Advanced Data Mining for Speech Emotion Recognition

This repository presents an advanced data mining project focused on recognizing human emotions from speech. Building upon foundational techniques, this work explores a sophisticated pipeline involving state-of-the-art classification models, imbalanced learning strategies, outlier detection, explainable AI (XAI), and time series analysis.

The project was developed for the "Data Mining II" course at the University of Pisa (UniPi).

📝 Table of Contents

Project Goal: Pushing the Boundaries of Emotion Recognition
Our Approach: An Advanced Data Mining Workflow
Technical Stack & Methodologies
Dataset: The RAVDESS Audio Dataset
Project Workflow & Implemented Techniques
Key Findings & Results
Repository Structure
How to Run This Project
Authors

🎯 Project Goal: Pushing the Boundaries of Emotion Recognition

While standard classification models can provide a solid baseline for speech emotion recognition, real-world data presents complex challenges like class imbalance, noisy outliers, and the need for model transparency.
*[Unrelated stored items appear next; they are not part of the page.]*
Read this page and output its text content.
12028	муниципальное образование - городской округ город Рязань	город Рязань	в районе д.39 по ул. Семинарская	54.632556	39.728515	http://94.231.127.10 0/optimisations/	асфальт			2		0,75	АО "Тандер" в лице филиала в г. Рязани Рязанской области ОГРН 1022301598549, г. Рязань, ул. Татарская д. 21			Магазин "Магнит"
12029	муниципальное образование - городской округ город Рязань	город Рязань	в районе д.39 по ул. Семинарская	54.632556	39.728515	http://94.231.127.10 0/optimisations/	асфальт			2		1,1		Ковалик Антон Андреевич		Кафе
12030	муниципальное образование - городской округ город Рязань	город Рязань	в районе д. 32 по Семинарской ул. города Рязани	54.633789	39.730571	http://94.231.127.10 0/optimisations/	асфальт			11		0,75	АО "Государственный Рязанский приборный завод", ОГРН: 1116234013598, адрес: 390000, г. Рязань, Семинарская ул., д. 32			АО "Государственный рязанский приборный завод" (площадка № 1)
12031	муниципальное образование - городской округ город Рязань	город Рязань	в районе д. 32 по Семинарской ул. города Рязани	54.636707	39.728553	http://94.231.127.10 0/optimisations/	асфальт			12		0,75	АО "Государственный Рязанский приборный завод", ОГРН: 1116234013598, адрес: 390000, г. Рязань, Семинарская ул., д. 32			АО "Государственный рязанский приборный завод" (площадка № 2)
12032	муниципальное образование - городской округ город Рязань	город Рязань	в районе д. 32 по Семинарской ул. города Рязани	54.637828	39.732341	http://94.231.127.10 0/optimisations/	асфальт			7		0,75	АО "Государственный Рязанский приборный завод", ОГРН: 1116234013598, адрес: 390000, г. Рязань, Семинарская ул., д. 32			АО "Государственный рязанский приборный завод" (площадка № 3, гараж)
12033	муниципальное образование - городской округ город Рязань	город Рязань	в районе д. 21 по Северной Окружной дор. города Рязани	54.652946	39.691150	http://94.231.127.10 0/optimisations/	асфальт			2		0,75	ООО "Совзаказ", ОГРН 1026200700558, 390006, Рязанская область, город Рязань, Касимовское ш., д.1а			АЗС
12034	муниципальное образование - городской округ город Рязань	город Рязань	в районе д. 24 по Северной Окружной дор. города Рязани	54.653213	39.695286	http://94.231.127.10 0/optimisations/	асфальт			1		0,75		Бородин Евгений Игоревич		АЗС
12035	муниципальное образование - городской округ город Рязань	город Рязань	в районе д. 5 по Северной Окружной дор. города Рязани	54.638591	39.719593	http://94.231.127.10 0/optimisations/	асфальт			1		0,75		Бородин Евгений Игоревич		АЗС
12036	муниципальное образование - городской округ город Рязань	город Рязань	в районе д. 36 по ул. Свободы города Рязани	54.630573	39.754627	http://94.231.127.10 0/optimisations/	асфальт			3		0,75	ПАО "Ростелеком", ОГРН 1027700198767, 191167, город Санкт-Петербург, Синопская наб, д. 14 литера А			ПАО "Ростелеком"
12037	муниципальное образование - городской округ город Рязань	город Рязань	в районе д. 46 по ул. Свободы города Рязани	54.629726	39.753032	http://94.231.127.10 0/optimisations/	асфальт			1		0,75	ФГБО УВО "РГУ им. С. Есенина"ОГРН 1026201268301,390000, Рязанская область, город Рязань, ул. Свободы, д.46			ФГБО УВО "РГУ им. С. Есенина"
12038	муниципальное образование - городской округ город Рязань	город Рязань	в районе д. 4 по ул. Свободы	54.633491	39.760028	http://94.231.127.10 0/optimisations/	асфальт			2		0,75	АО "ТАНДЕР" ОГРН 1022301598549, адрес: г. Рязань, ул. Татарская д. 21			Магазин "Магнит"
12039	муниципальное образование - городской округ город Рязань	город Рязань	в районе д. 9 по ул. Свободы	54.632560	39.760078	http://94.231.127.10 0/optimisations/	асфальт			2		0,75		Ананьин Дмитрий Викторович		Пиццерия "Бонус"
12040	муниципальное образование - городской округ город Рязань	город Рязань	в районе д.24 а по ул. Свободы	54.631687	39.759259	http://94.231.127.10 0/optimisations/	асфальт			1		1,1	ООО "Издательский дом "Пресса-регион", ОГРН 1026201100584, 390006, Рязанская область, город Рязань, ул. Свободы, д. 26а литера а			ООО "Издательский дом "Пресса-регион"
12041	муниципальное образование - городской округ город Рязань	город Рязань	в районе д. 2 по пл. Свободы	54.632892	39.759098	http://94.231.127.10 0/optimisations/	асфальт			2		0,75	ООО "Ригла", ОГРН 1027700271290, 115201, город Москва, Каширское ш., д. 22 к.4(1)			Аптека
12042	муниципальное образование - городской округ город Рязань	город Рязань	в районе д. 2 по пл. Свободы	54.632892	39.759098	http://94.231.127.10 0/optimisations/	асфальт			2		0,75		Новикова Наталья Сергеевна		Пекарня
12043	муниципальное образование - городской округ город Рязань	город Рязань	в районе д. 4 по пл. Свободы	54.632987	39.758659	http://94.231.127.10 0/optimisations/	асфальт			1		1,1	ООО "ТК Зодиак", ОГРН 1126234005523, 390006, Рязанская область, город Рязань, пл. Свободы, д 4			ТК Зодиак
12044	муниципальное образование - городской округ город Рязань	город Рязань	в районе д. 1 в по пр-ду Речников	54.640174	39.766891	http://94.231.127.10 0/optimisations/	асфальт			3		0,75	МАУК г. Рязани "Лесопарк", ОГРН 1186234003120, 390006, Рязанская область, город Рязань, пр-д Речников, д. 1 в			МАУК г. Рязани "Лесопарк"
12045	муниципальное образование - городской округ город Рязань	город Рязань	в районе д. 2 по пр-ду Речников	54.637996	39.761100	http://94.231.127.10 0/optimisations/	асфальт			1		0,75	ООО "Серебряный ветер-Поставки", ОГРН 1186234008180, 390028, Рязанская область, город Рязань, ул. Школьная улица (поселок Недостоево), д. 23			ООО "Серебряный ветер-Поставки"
This project aims to address these challenges by asking: "How can we enhance the performance, robustness, and interpretability of emotion recognition models by applying advanced data mining techniques?"

We move beyond basic classification to build a more resilient and insightful pipeline, capable of handling complex data and providing explanations for its predictions.

💡 Our Approach: An Advanced Data Mining Workflow

This project is structured as a deep dive into several advanced topics in data mining. Each module tackles a specific challenge in the machine learning lifecycle, creating a comprehensive and robust solution. Our workflow includes:

Advanced Predictive Modeling: Implementing and fine-tuning powerful ensemble models and neural networks.
Imbalanced Learning: Systematically addressing the issue of unequal class distribution in the dataset.
Outlier Analysis: Detecting and analyzing anomalous data points to improve model robustness.
Explainable AI (XAI): Opening the "black box" of our best-performing models to understand their decision-making processes.
Time Series Analysis: Treating the audio features as time series to explore temporal patterns and classifications.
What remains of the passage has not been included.